Common Errors and How to Avoid Them
Each visit should be paired with the appropriate diagnosis code, such as E11.65 for diabetes or I10 for hypertension. CPT 99308 is billed once per patient per day, even if multiple providers see the patient. Modifiers like 25 or 59 may be needed if procedures are performed on the same day or if distinct services are provided.

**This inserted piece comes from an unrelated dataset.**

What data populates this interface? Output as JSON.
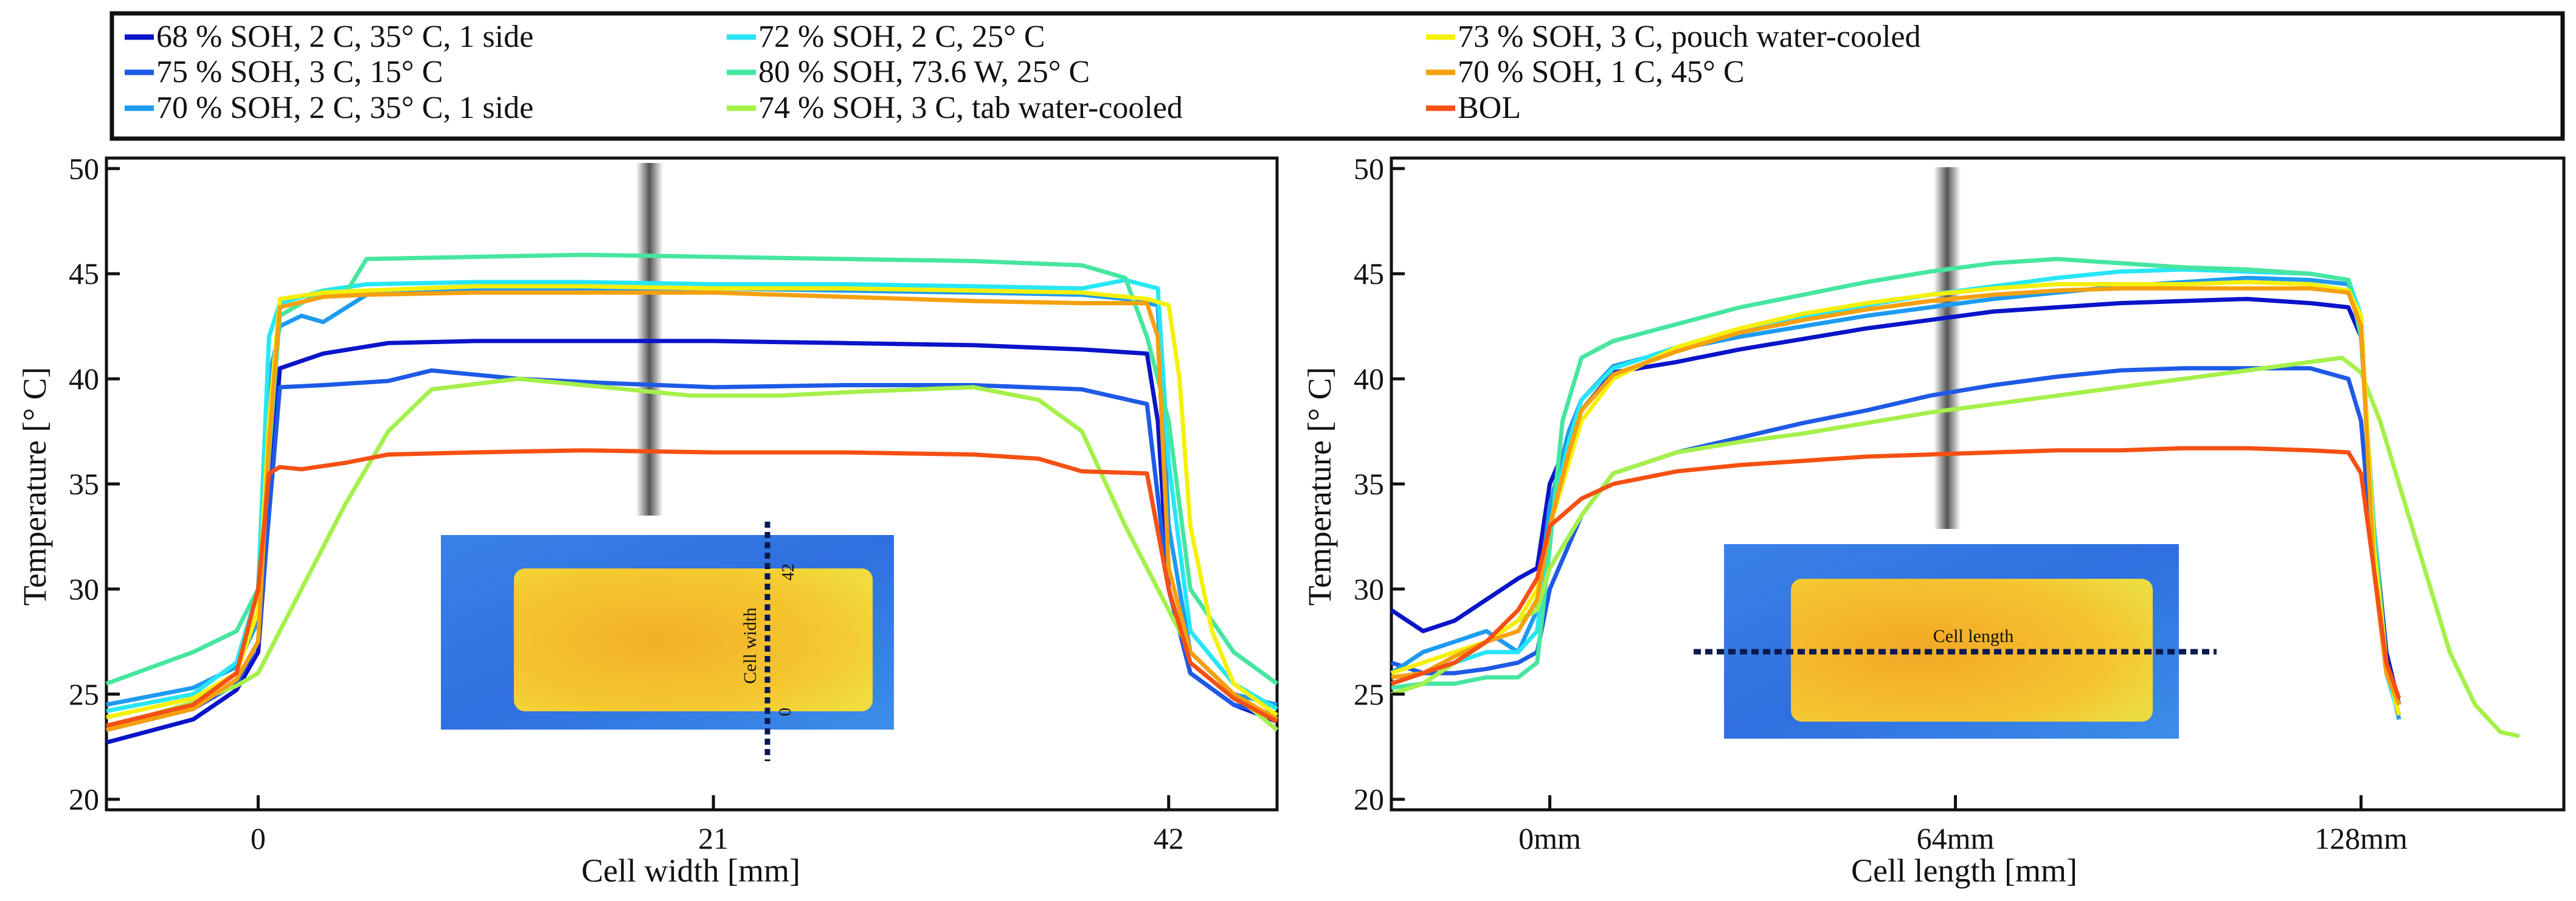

Common errors include using initial visit codes for follow-up visits, selecting the wrong complexity level, failing to document time or medical decision-making adequately, billing multiple follow-up visits for the same patient on the same day, and using outpatient codes instead of nursing facility codes.
Why CPT 99308 Matters
Using CPT 99308 accurately ensures your facility receives fair reimbursement for the care you provide, supports high-quality patient care, maintains regulatory compliance, and strengthens facility metrics and population health tracking. Proper documentation demonstrates clinical reasoning, supports continuity of care, and keeps your facility ready for audit.
Conclusion
CPT 99308 is a key code for follow-up care in nursing facilities. Using it correctly ensures that your facility is reimbursed fairly, supports high-quality patient care, and maintains compliance with Medicare and other payers.
Thorough documentation, including patient information, reason for visit, assessment, medical decision-making, and plan of care, not only reduces claim denials but also reflects clinical judgment and continuity of care. By training staff on proper coding and documentation, your facility can protect revenue, improve audit readiness, and deliver better outcomes for patients.